No, I mean just mapping social media closer to actual social networks. As examples of how existing platforms have strayed from that:
Something like 80% of my Facebook feed these days are content from groups I didn't join posted by people I don't know. It's no longer social, it's just content.
Twitter has a "Verified" checkmark, but you don't need a third party to verify your friends' identity. Of course, this is for public entities like celebrities or news organizations, but in my book celebrities don't have a place on social media besides connecting socially with their celebrity friends. But what if you want to follow the BBC? Not what social media is for. Shut off mass media and socialize with the people around you.
My current experiment is running an ActivityPub server where I only federate with a small selection of peers who I already know I trust. I think ActivityPub is likely to be a dead-end for widespread adoption (at least in this model), however, since not everyone knows someone who runs a host. Most of the uptake is on mastodon.social and people there are effectively strangers so this breaks the social trust model.

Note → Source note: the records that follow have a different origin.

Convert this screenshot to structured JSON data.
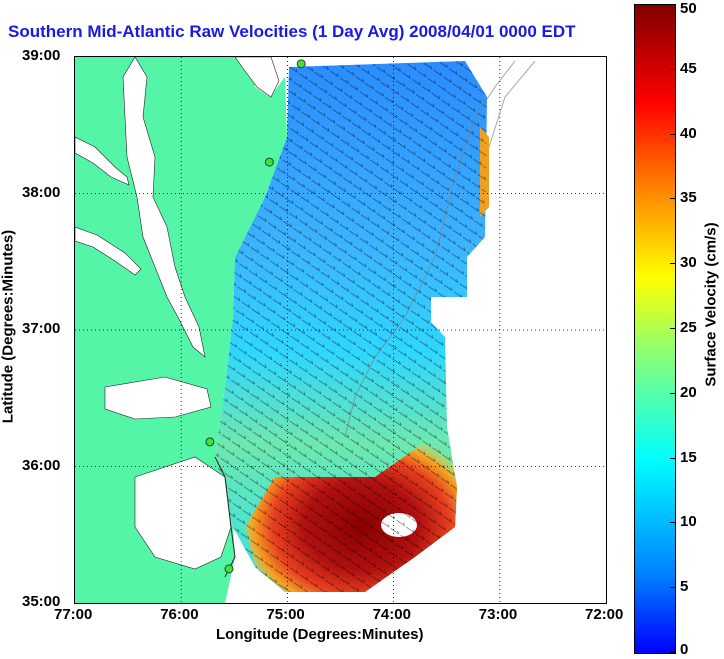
{
  "title": "Southern Mid-Atlantic Raw Velocities (1 Day Avg) 2008/04/01 0000 EDT",
  "x_axis": {
    "label": "Longitude (Degrees:Minutes)",
    "ticks": [
      "77:00",
      "76:00",
      "75:00",
      "74:00",
      "73:00",
      "72:00"
    ]
  },
  "y_axis": {
    "label": "Latitude (Degrees:Minutes)",
    "ticks": [
      "39:00",
      "38:00",
      "37:00",
      "36:00",
      "35:00"
    ]
  },
  "colorbar": {
    "label": "Surface Velocity (cm/s)",
    "ticks": [
      "50",
      "45",
      "40",
      "35",
      "30",
      "25",
      "20",
      "15",
      "10",
      "5",
      "0"
    ],
    "range": [
      0,
      50
    ],
    "colormap": "jet"
  },
  "map": {
    "land_color": "#55f5a8",
    "grid": true,
    "lon_range": [
      -77,
      -72
    ],
    "lat_range": [
      35,
      39
    ],
    "stations": [
      {
        "lon": -74.87,
        "lat": 38.95
      },
      {
        "lon": -75.17,
        "lat": 38.23
      },
      {
        "lon": -75.73,
        "lat": 36.18
      },
      {
        "lon": -75.55,
        "lat": 35.25
      }
    ]
  }
}
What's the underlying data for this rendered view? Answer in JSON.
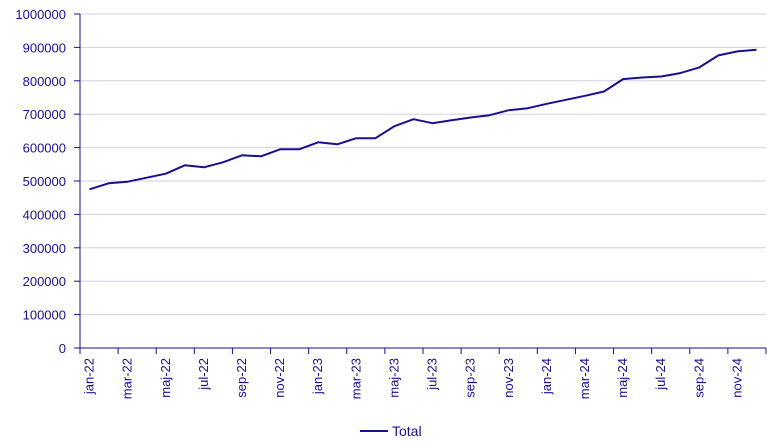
{
  "chart_data": {
    "type": "line",
    "title": "",
    "xlabel": "",
    "ylabel": "",
    "ylim": [
      0,
      1000000
    ],
    "y_ticks": [
      0,
      100000,
      200000,
      300000,
      400000,
      500000,
      600000,
      700000,
      800000,
      900000,
      1000000
    ],
    "y_tick_labels": [
      "0",
      "100000",
      "200000",
      "300000",
      "400000",
      "500000",
      "600000",
      "700000",
      "800000",
      "900000",
      "1000000"
    ],
    "grid": "horizontal",
    "legend_position": "bottom-center",
    "categories": [
      "jan-22",
      "feb-22",
      "mar-22",
      "apr-22",
      "maj-22",
      "jun-22",
      "jul-22",
      "aug-22",
      "sep-22",
      "okt-22",
      "nov-22",
      "dec-22",
      "jan-23",
      "feb-23",
      "mar-23",
      "apr-23",
      "maj-23",
      "jun-23",
      "jul-23",
      "aug-23",
      "sep-23",
      "okt-23",
      "nov-23",
      "dec-23",
      "jan-24",
      "feb-24",
      "mar-24",
      "apr-24",
      "maj-24",
      "jun-24",
      "jul-24",
      "aug-24",
      "sep-24",
      "okt-24",
      "nov-24",
      "dec-24"
    ],
    "x_tick_labels": [
      "jan-22",
      "mar-22",
      "maj-22",
      "jul-22",
      "sep-22",
      "nov-22",
      "jan-23",
      "mar-23",
      "maj-23",
      "jul-23",
      "sep-23",
      "nov-23",
      "jan-24",
      "mar-24",
      "maj-24",
      "jul-24",
      "sep-24",
      "nov-24"
    ],
    "series": [
      {
        "name": "Total",
        "color": "#1a0f91",
        "values": [
          475000,
          493000,
          498000,
          510000,
          522000,
          547000,
          541000,
          556000,
          577000,
          574000,
          595000,
          595000,
          616000,
          610000,
          628000,
          628000,
          664000,
          685000,
          673000,
          682000,
          690000,
          697000,
          712000,
          718000,
          731000,
          743000,
          755000,
          768000,
          805000,
          810000,
          813000,
          823000,
          840000,
          876000,
          888000,
          893000
        ]
      }
    ]
  },
  "colors": {
    "line": "#1a0f91",
    "text": "#1a0f91",
    "grid": "#d0d0e0",
    "axis": "#1a0f91"
  }
}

Anyway, from there I'm looking to get more into gossip protocols like Secure Scuttlebutt since on some level that's the platonic ideal of this idea: there are no servers or admins, just people connecting directly with each other (and even without a need for internet access!). However, there are usability challenges with the protocol, especially that your identity is tied to a specific device (you can't even share an identity across your mobile and desktop devices). The Manyverse crew is working on a protocol inspired by SSB to try to address these issues which I'm looking forward to.
It doesn't have to anything with elites. EU just likes to virtue signal on climate change and new technologies by introducing regulations to keep status quo. Keeping jobs for the sake of only keeping jobs doesn't make any productive sense.

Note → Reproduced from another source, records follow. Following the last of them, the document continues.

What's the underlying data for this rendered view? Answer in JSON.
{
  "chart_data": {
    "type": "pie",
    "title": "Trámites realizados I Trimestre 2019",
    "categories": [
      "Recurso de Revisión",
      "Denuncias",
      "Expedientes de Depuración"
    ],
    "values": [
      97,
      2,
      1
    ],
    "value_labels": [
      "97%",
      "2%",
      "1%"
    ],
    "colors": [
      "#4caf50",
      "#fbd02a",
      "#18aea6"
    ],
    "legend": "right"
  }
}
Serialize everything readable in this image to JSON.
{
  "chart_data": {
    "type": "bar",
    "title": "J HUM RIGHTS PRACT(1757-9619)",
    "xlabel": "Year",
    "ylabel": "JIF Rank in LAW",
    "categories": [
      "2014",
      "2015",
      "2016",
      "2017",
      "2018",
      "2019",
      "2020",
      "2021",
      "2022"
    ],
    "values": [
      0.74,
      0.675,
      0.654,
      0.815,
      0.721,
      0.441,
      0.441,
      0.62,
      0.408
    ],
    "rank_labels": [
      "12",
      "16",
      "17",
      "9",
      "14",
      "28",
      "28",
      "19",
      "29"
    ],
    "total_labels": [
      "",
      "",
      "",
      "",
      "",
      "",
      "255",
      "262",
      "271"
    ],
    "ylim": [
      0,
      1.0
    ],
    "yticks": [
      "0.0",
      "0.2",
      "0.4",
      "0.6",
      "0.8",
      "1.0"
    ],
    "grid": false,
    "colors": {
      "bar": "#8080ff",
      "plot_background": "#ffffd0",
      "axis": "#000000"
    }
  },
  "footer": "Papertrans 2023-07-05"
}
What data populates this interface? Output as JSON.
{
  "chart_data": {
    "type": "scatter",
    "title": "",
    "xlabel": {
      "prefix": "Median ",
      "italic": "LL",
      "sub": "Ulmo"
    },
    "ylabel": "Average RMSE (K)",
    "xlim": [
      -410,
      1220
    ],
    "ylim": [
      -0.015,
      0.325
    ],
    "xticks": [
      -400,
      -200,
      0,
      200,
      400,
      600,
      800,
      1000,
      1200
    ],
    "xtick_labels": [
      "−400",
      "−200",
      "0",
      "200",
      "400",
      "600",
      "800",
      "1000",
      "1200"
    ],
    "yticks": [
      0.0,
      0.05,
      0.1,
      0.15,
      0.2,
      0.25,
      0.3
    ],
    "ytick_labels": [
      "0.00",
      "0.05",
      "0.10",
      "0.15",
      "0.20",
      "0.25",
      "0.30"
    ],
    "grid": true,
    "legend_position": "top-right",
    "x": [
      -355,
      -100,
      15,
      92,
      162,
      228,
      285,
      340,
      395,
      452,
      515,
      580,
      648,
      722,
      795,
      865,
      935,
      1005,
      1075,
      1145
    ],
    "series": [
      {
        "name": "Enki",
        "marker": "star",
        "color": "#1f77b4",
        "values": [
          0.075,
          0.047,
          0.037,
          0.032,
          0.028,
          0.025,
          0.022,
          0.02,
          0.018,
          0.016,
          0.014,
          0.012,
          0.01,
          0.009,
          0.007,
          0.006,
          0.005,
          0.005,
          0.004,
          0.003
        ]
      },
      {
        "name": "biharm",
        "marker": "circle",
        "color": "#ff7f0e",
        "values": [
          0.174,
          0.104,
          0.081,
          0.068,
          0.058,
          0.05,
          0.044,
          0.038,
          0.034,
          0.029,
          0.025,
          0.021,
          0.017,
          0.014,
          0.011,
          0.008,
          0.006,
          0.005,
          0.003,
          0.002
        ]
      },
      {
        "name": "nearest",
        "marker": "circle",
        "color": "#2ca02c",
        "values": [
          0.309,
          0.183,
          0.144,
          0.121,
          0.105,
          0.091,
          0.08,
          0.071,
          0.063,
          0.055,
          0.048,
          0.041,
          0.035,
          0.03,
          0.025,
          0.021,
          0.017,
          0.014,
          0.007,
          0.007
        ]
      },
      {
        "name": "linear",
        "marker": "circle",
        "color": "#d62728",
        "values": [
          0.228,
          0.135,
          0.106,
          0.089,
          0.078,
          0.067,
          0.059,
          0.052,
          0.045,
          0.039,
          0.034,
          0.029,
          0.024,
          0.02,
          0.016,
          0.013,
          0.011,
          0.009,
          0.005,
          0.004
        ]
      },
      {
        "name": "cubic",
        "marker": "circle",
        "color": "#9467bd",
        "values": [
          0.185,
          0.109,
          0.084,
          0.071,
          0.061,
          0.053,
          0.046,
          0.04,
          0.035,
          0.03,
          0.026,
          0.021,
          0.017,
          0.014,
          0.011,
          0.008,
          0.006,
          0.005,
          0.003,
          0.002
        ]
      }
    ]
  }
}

Just wait for luddite political candidates becoming popular when white collar workers will start be inevitable replaced. It will be a total disaster for any sensible discourse.
I dislike the unquestioned assumption that "Luddite bad, machine good".
If you love progress for progress' sake, think about where you're progressing _to_. So far we've "progressed":
- My furniture no longer being made by skilled carpenters: Everything is falls apart after a couple of years, and great, I have to put it together myself to begin with
- Lowering of the bar to _literally anyone with a computer_ for music creation: I know all old people say this, so I won't break tradition: Your music is shite
- Hi-Fi not being particularly hi-fi: A Bluetooth receiver playing lossy format crap out of terrible speakers
- Cashiers to automatic checkouts: Cool, now I have to do their job without getting
paid, then wait for the one staff member they kept on payroll to come and check my shopping and rescan everything because of course they don't trust me
I could go on all night. Point is; progress just means forward motion, not always in a good direction.
I think the US already went through their populist cycle between 2008-2020. If that cycle theory is true, we shouldn't have to worry about it until our old days.